The Five Books theme continues to generate a lot of dialogue. I'm happy today to have the second ever guest post to this blog. Today's guest poster is not only an experienced English teacher, but is also the proud mom of the author of the first guest post ever on this blog.
In September 2008, I will begin my 39th year in education. I’ve been teaching English grades 6 – 12 all this time, and I’m happy to respond to Jeff’s blog.

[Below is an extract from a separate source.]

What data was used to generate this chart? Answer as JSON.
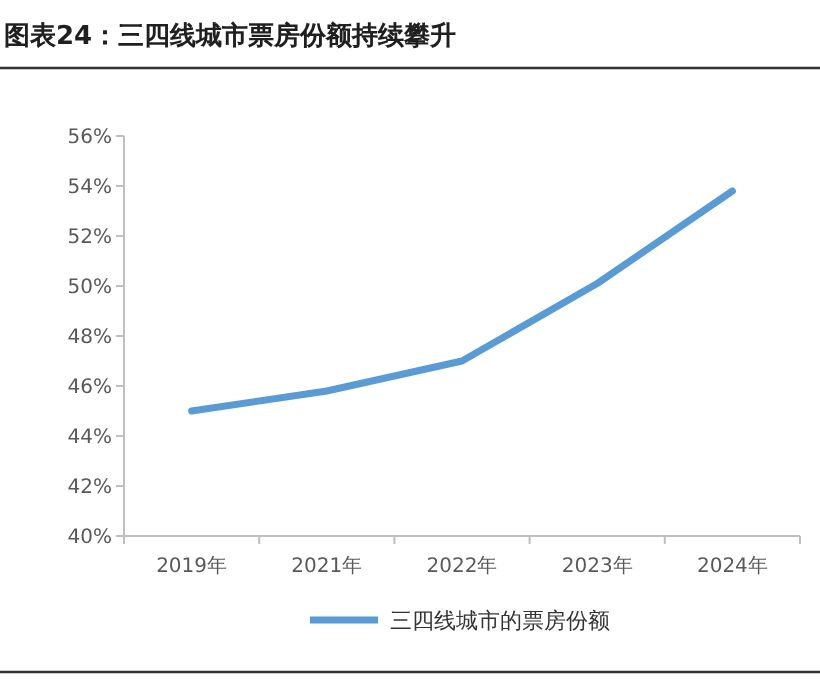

Five texts I’ve loved teaching:
Invisible Man by Ralph Ellison
High schoolers of all ethnicities presented with black lit., often appreciate, but don’t always “relate.” Ralph Ellison’s genius was that his prose style allows students to get inside the protagonist, who begins as a student himself and is desperate to get ahead. He’s thwarted left, right and center, ending, up living in a basement with a recording of “Am I Blue” (you can get a cd of it and play in class), busily screwing hundreds of light bulbs on the floor, ceiling and walls to rip off the electric company. I have had many students who have been shaken by this novel, some of them learning for the first time about black on black betrayal. Discussion leads to lessons in social history.
Julius Caesar William Shakespeare
I love to guide my seventh graders’ first reading of Shakespeare’s Julius Caesar. Seventh graders – who knows more about stabbing one another in the back than seventh graders during the turning point in middle school where they break into the cruelest of mobs/gangs/packs, feeding on the souls of kids who were their buddies in elementary school with.
Antony’s principles are not as familiar to many of the kids. Close reading draws out the merits of keeping faith and loyality, and we get into talks about ethics, “mean girls” and bullies.
Crime and Punishment Fyodor Dostoevsky
By the tenth grade, most students are excited about having their philosophical discussions. Some of them posture and pose, while others grapple with valid pros and cons and articulating difficult concepts. Crime and Punishmentis perfect for giving students meat to chew, debate and write about.
Death of a Salesman – Arthur Miller
Students learn the painful lesson that, as the famous line from the play goes, attention must be paid. Dramatic tragic hero since the advent of the common man in the U.S.A., Willy Lowman, is a failure in the eyes of almost everyone in the play, and certainly in those wallowing in our neo-gilded age. Students have trouble seeing the nobility in Willy, seeing why his wife knows that attention must be paid even to those who hit the sidewalk and slug it out in the work-a-day world everyday, believing in a personal code of responsibility, dedication and old fashioned ethics that need to be resurrected.
Waiting for Godot -Jean Paul Sartre
Why go on when you can’t? There is no help. There is no reason. Teenagers can connect with this concept, but they can’t so readily relate to Didi and GoGo’s “I can’t go on. I can’t go on. Let’s go on.” Existential as it’s themes are, Waiting for Godot demonstrates that we are not alone, but, in fact we are. Recognize it and, with the knowledge, find a way to deal.
If I had a million dollars, I'd build you a school.